Data Schema Standardisation

Standardizing a data schema
Structured vocabulary
Sources of standardized attributes
Training resources

Standardizing a data schema

Data schemas, whether they capture the syntactic and semantic details of a single data table, or cover many interlocked tables or transformations between them, are a fertile ground for standardization opportunities. First we work through a description and recommendations on the mixture of language currently present in describing data schema content, and then discuss how structured vocabularies, including ontologies, can be layered on to help determine semantic comparability.

Values

A form field, record field, table row field, spreadsheet cell, computational object/class attribute or property or slot, or variable can hold a value (aka data item or datum).

Fundamental datatypes

Crucial to machine readability, a value can be of a certain fundamental “literal” or syntactic datatype, like a string, date, time, integer or decimal number, boolean, categorical value or URL reference type. A few common standard “data-interchange languages” exist that express these: XML, JSON and SQL.

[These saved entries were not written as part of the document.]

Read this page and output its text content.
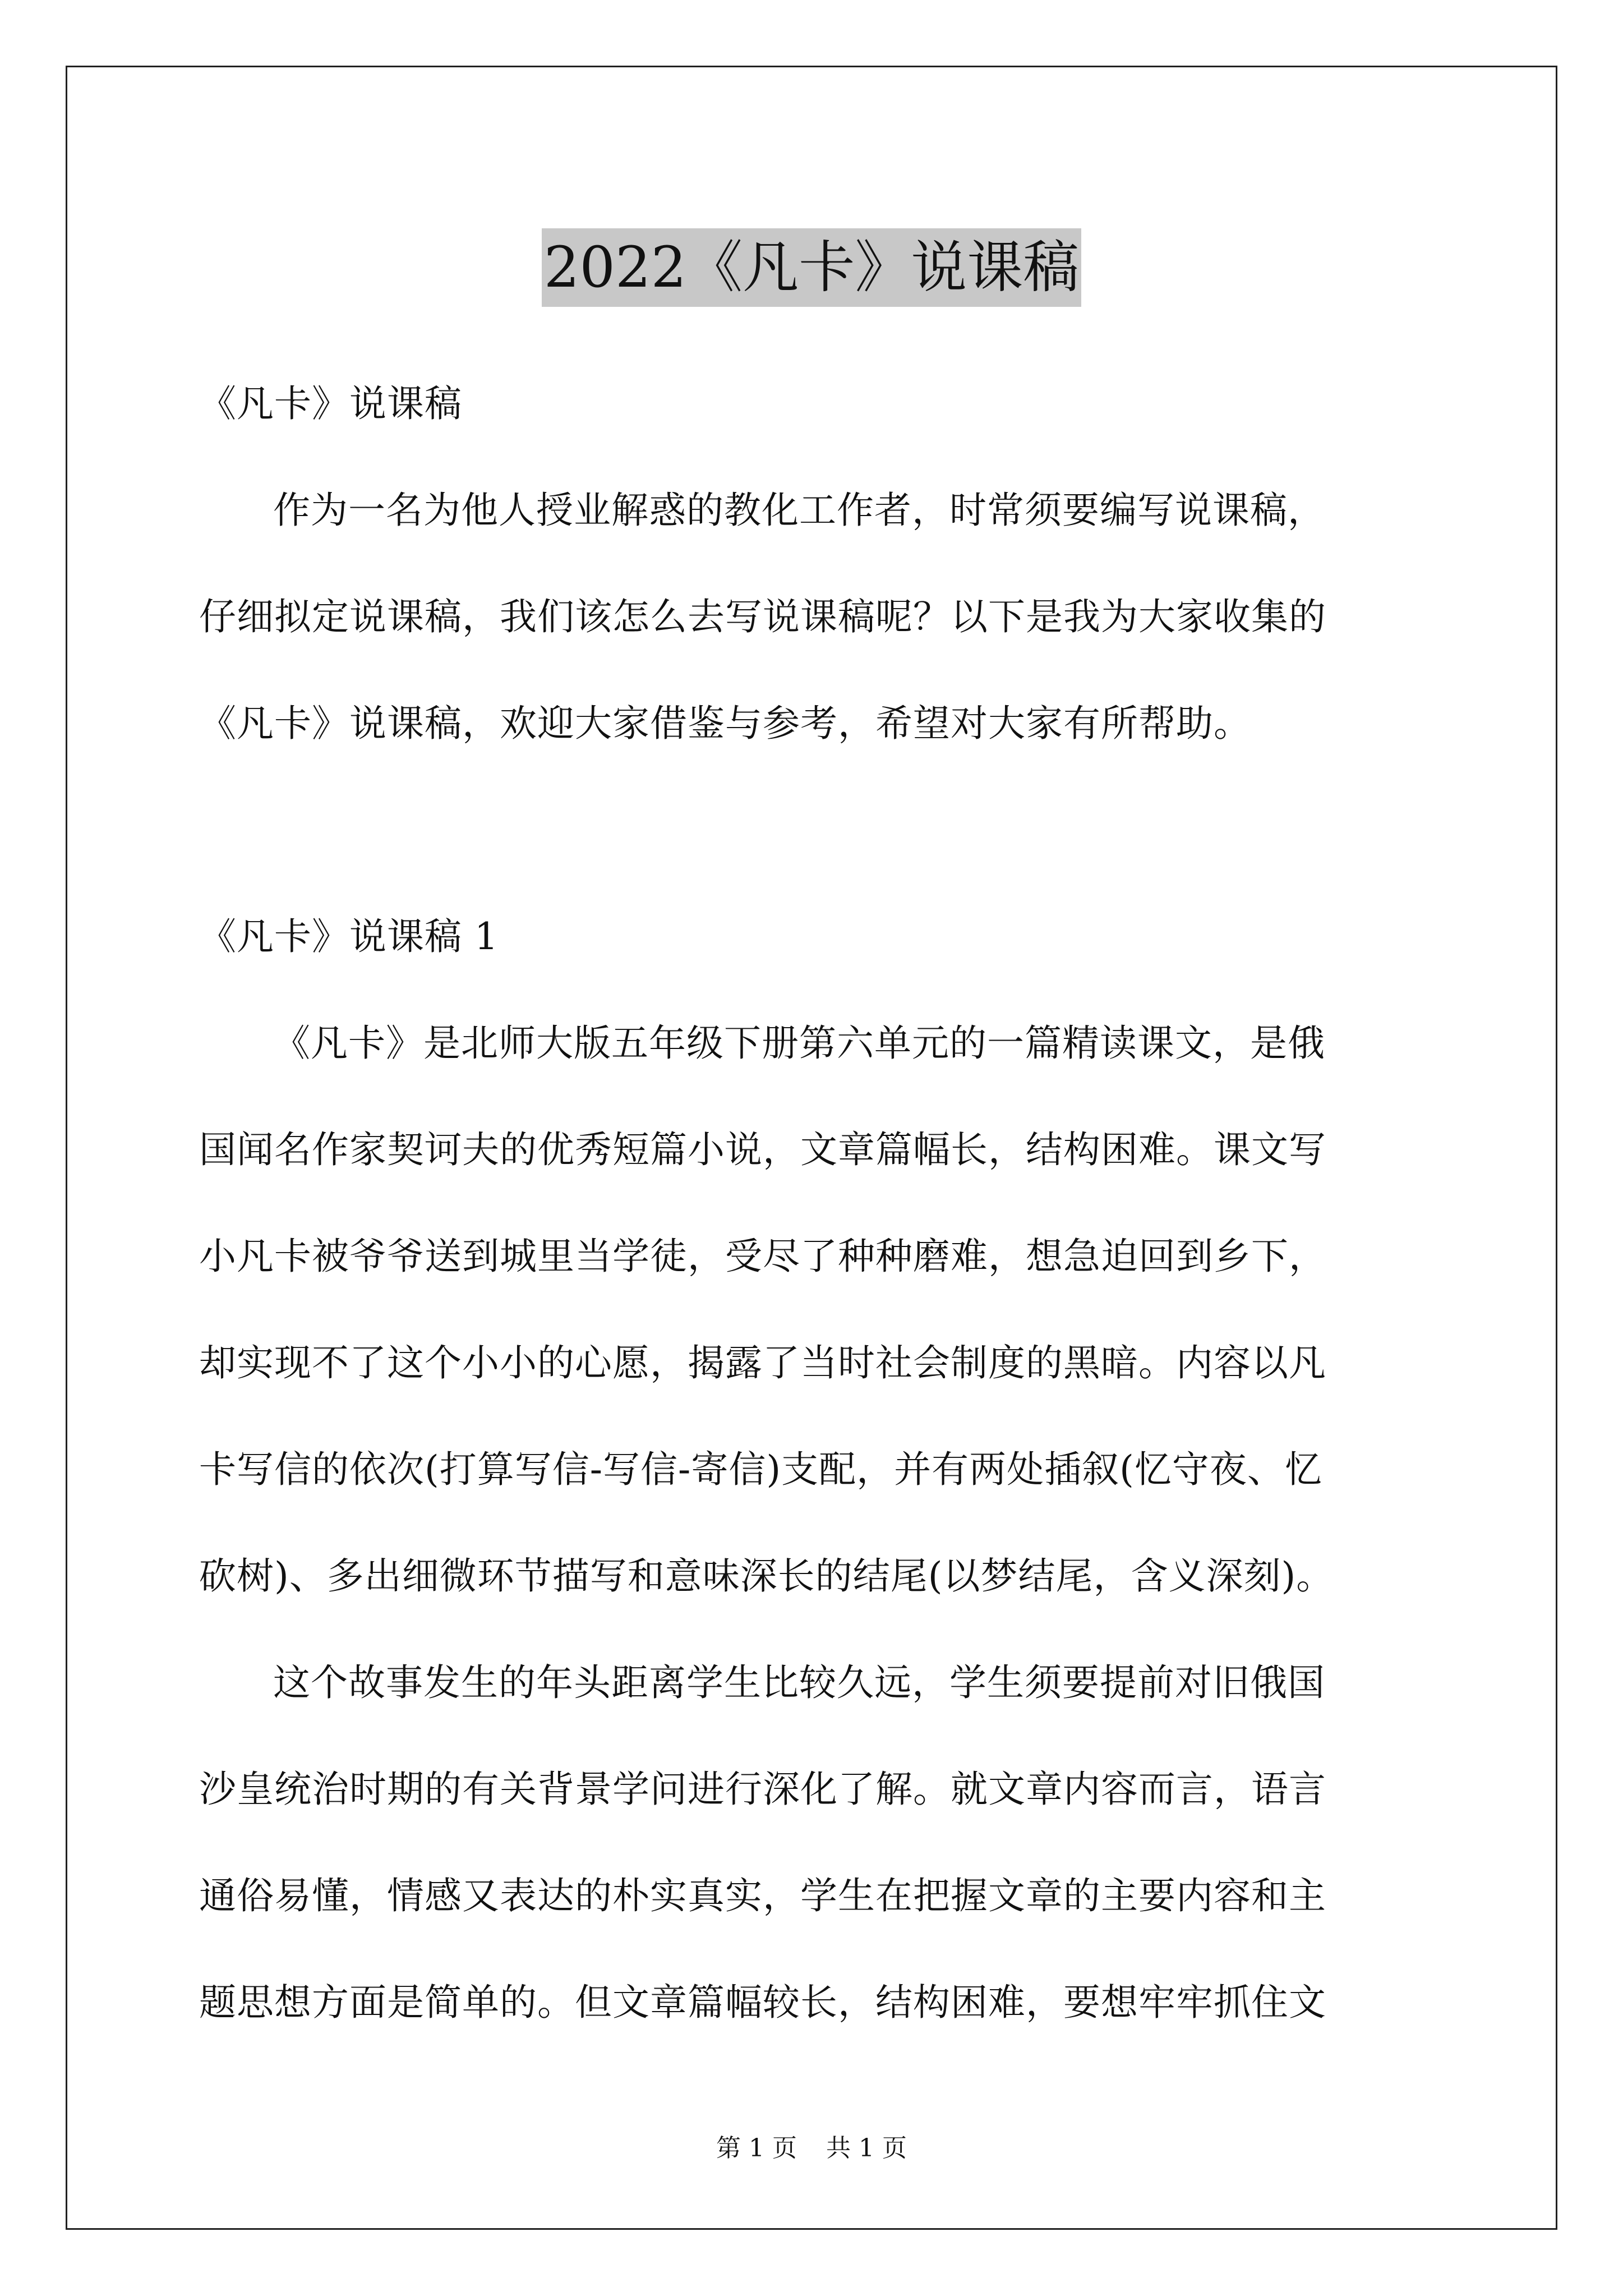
2022《凡卡》说课稿

《凡卡》说课稿

作为一名为他人授业解惑的教化工作者，时常须要编写说课稿，

仔细拟定说课稿，我们该怎么去写说课稿呢？以下是我为大家收集的

《凡卡》说课稿，欢迎大家借鉴与参考，希望对大家有所帮助。

《凡卡》说课稿 1

《凡卡》是北师大版五年级下册第六单元的一篇精读课文，是俄

国闻名作家契诃夫的优秀短篇小说，文章篇幅长，结构困难。课文写

小凡卡被爷爷送到城里当学徒，受尽了种种磨难，想急迫回到乡下，

却实现不了这个小小的心愿，揭露了当时社会制度的黑暗。内容以凡

卡写信的依次(打算写信-写信-寄信)支配，并有两处插叙(忆守夜、忆

砍树)、多出细微环节描写和意味深长的结尾(以梦结尾，含义深刻)。

这个故事发生的年头距离学生比较久远，学生须要提前对旧俄国

沙皇统治时期的有关背景学问进行深化了解。就文章内容而言，语言

通俗易懂，情感又表达的朴实真实，学生在把握文章的主要内容和主

题思想方面是简单的。但文章篇幅较长，结构困难，要想牢牢抓住文

第 1 页 共 1 页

Units: Numeric values may be accompanied by units (e.g. “1m” for a meter, or “2d” for 2 days). Whether a unit is bundled with a number as a single string datatype value, or whether it is stored separately from a value is a matter for the schema developers to settle. By themselves, units need a string or coding representation, such as provided by UCUM codes or an ontology of units (e.g. QUDT, OM, UO).
String syntax: A data schema can also provide more complex string data type extensions by imposing further constraints on their syntax in order to express for example the ISO 19115-1:2014 Geographic information — Metadata for latitude and longitude coordinates. The standard way of doing this is with regular expressions.
A data specification meant for just one project or infrastructure’s workflows might allow a looser description of some kinds of datatype, for example allowing dates having different formats to be a datatype of “date”, or numbers of different precisions to be a “numeric” type. However, both data specifications and data standards ideally minimize such ambiguities, so that “04/05/11” doesn’t get confused about month, day and year, or a “10.5” value doesn’t throw an error because one database chose to store it as an integer, while another chose a decimal format. Its best to be as precise and granular about desired datatypes up front, acknowledging however that characteristics can be measured in different ways (as noted in attributes section below).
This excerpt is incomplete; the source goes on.